ローガン総裁の警告は、現職FOMC投票権保有者による、次なる政策手段が利下げではなく利上げになる可能性があるとの最も明確な指摘となる。
ローガン総裁の警告は、現職FOMC投票権保有者による、次なる政策手段が利下げではなく利上げになる可能性があるとの最も明確な指摘となる。

ローガン総裁の警告は、現職FOMC投票権保有者による、次なる政策手段が利下げではなく利上げになる可能性があるとの最も明確な指摘となる。
ダラス連邦準備銀行のローリー・ローガン総裁は、インフレ率が3.8%と2%目標への回帰に時間がかかりすぎていると警告し、中央銀行が年内に利上げを実施する必要が生じる可能性があると述べた。
「物価安定を完全に回復するには、年内により高金利が必要になる可能性が高まっているとの懸念を強めている」と、現在FOMCの投票権を持つメンバーであるローガン総裁は、テキサス大学エルパソ校で水曜日に講演した。
個人消費支出(PCE)物価指数は5月に前年同月比3.8%上昇し、食品とエネルギーを除くコア指数は3.3%上昇した。ローガン総裁は、堅調な経済活動と「絶好調」と評する企業収益を踏まえ、金融政策は引き締め的というよりも「中立的、あるいはやや緩和的」に見えると述べた。
現職のFOMC投票権保有者が利上げの必要性を示唆したことで、FRBの次の一手は利下げとなるという市場の prevailing narrativeに挑戦状を突きつける形となった。予測プラットフォームのデータによると、予測市場では2026年の利上げ確率が39.5%と、前日の34%から上昇した。

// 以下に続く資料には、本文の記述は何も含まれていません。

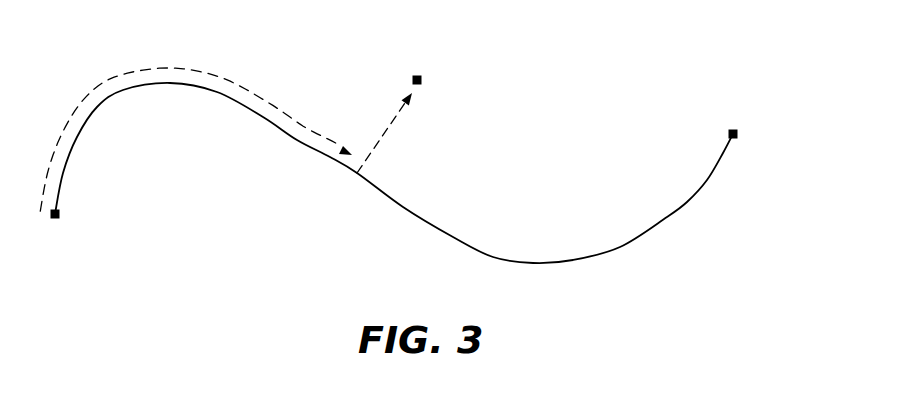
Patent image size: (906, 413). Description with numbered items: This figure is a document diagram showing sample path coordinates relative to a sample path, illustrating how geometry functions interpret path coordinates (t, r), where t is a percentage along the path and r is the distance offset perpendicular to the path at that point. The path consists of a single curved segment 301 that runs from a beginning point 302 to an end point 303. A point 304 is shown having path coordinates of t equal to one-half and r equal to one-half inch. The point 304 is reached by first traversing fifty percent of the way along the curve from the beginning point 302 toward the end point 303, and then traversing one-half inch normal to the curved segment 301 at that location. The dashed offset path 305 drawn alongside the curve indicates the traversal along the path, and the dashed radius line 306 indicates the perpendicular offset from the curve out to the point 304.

The curved segment 301 is at (407, 173).
The beginning point 302 is at (89, 231).
The end point 303 is at (768, 120).
The point 304 is at (451, 65).
The offset dashed path along curve 305 is at (196, 125).
The radius line from curve point 306 is at (422, 137).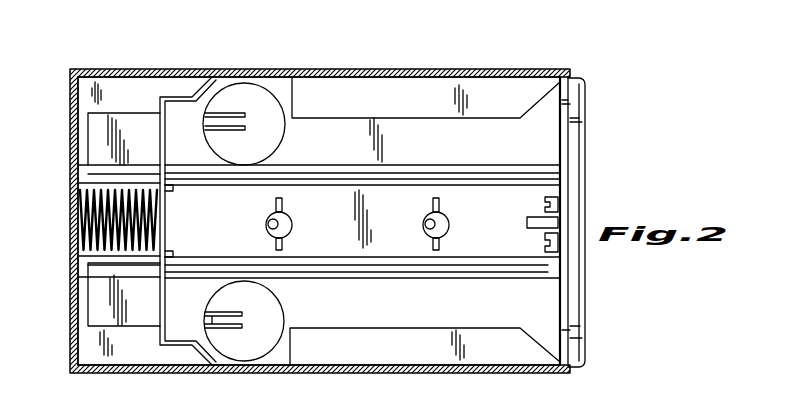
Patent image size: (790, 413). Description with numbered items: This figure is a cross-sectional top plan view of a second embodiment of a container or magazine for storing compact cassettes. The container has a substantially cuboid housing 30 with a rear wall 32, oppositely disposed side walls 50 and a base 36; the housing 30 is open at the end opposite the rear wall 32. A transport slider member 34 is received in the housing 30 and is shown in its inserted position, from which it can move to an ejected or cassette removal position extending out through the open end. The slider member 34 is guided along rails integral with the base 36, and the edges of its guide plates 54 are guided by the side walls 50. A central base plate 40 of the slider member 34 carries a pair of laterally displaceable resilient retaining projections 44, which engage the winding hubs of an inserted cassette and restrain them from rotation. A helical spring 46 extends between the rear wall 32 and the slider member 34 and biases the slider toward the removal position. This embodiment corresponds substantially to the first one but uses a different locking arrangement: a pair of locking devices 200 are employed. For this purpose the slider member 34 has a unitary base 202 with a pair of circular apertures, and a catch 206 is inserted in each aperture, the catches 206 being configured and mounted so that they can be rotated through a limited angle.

The housing 30 is at (86, 68).
The rear wall 32 is at (70, 132).
The transport slider member 34 is at (374, 115).
The base 36 is at (122, 95).
The central base plate 40 is at (409, 232).
The resilient retaining projections 44 is at (290, 232).
The helical spring 46 is at (78, 221).
The side walls 50 is at (418, 73).
The guide plates 54 is at (198, 96).
The locking devices 200 is at (286, 142).
The unitary base 202 is at (436, 151).
The catch 206 is at (248, 95).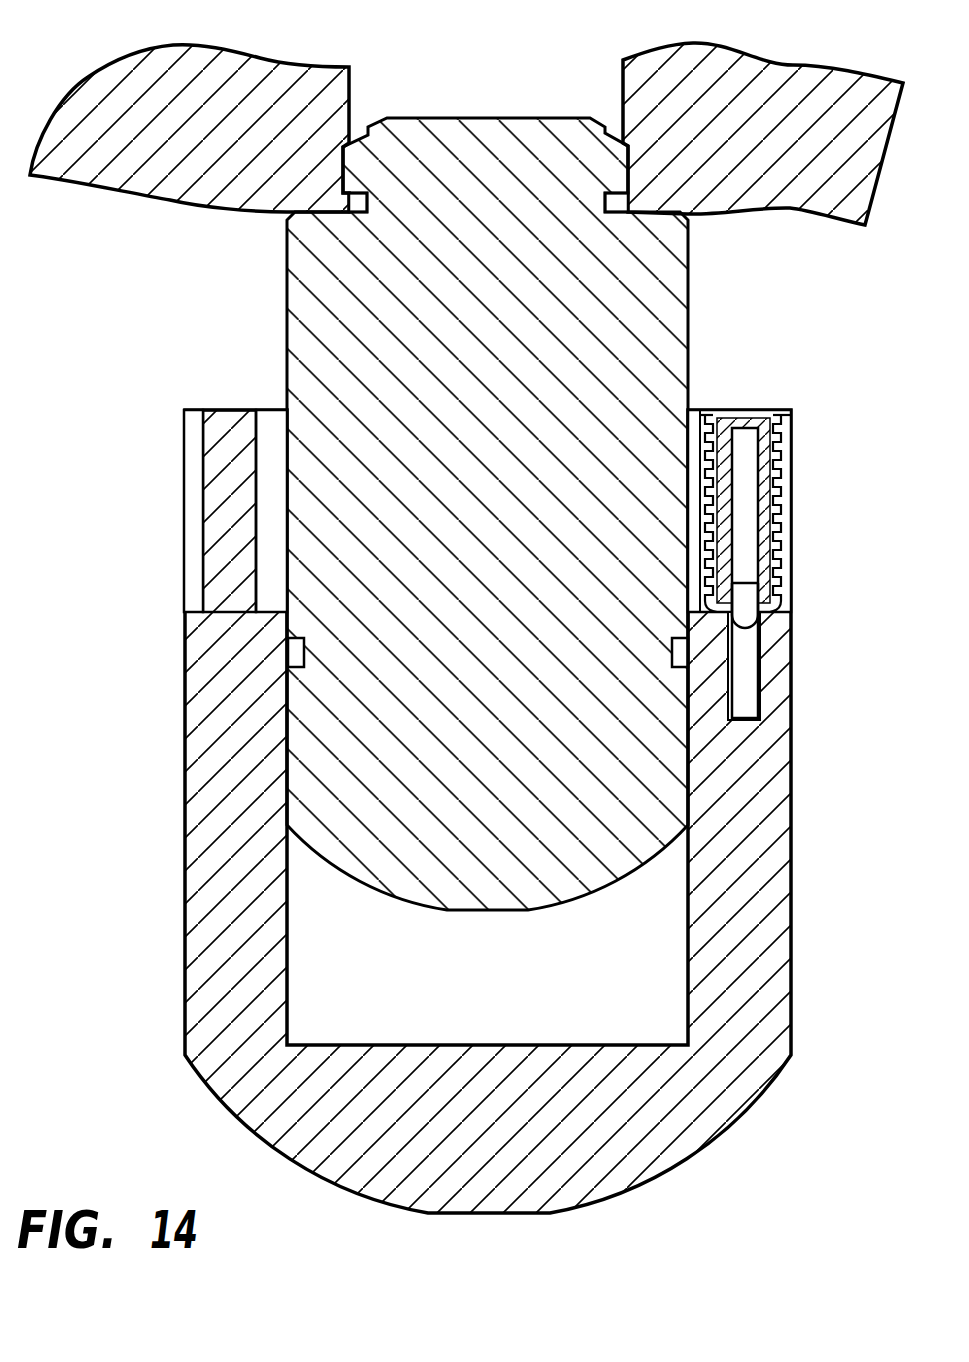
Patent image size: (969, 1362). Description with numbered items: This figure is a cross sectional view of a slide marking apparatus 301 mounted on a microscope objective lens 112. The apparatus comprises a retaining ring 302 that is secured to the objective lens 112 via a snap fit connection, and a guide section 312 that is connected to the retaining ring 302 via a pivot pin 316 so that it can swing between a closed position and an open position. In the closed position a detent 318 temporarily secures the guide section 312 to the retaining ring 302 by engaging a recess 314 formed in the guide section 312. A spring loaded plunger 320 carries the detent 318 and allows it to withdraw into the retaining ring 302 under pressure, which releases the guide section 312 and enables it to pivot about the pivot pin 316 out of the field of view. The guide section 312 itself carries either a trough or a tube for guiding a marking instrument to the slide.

The objective lens 112 is at (287, 363).
The slide marking apparatus 301 is at (483, 802).
The retaining ring 302 is at (185, 410).
The guide section 312 is at (185, 745).
The recess 314 is at (745, 667).
The pivot pin 316 is at (218, 530).
The detent 318 is at (742, 611).
The spring loaded plunger 320 is at (785, 423).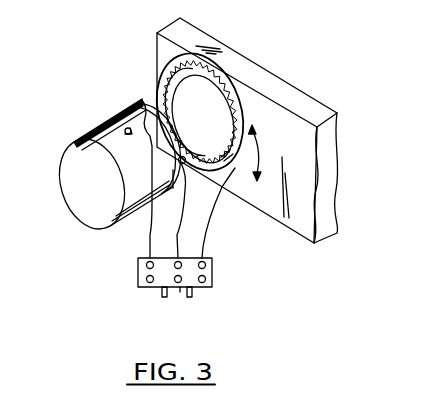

ローガン総裁は、4月のFOMCで金利据え置き決定を支持したものの、声明に含まれた緩和バイアスには反対票を投じた3人のFRB高官の一人であり、より引き締め的な姿勢を反映したものであった。また、イラン戦争による混乱、特にホルムズ海峡のボトルネックと石油生産回復に必要な時間が、インフレ高止まりの要因となり得ると指摘した。
「私は政策が非常に引き締め的であるとは確信していない。中立的、あるいはやや緩和的に見える」とローガン総裁は述べた。インフレを2%に戻すには、少なくとも緩やかに引き締め的な政策を実施する必要があると述べた。
ローガン総裁は、新たに就任したケビン・ウォーシュFRB議長と同様に、変動の激しいカテゴリーを除外したインフレ指標を支持していると述べた。ダラス連銀の調整平均PCEインフレ率(各月の極端な価格変動を除く)は5月にわずか2.3%の上昇にとどまった。しかしローガン総裁は、この指標が根本的な価格圧力を過小評価している可能性があると警告した。これは、価格上昇と下落の内訳の変化により、調整平均から除外される価格上昇分が多くなっているためである。
他のインフレ指標はそれほど穏やかではない見方を示している。クリーブランド連銀の中央値PCEインフレ率は4月に前年同月比2.8%、ニューヨーク連銀の多変量コアトレンドモデルは4月に4%を記録した。これらを総合すると、ローガン総裁はインフレは2%台半ばで推移しているとし、依然としてFRBの2%目標を上回っていると述べた。
これらの発言は、クリーブランド連銀のベス・ハマック総裁が火曜日に述べた、政策立案者は単一の指標に固執するのではなく、複数のインフレ指標を検討する必要があるとの見解と同調するものである。「我々には適切な指標を一つだけ選び、それに病的に集中する余裕はない。間違った指標を選べば、誤った判断を下すことになりかねない」とハマック総裁は述べた。
ローガン総裁の発言を受け、S&P 500種株価指数は51.9ポイント下落し、ナスダック総合指数は236.19ポイント下落した。トレーダーらは金融引き締めの可能性を再評価した。金利期待の変化により債券利回りも上昇したが、市場が今後数日間のパウエルFRB議長とジョン・ウィリアムズNY連銀総裁からの追加ガイダンスを待つ中、その変動は限定的であった。
現職のFOMC投票権保有者が引き締めサイクルの中で利上げの可能性を明確に示唆したのは、2023年以来となる。当時は複数の高官が、FRBが利上げを一時停止した後に追加利上げが必要になる可能性があると警告したが、結局インフレが沈静化したため実現しなかった。今回、戦争による供給混乱と粘着的なサービスインフレの組み合わせは、政策立案者にとってより複雑な課題となっている。
次回のFOMC会合は7月28~29日に予定されており、同委員会は経済見通しと金利見通しを更新する。インフレデータが引き続き高止まりすれば、ローガン総裁の警告は、これまで利上げ議論に消極的であった他のFOMCメンバーの間でも支持を得る可能性がある。
※本記事は情報提供のみを目的としており、投資助言を構成するものではありません。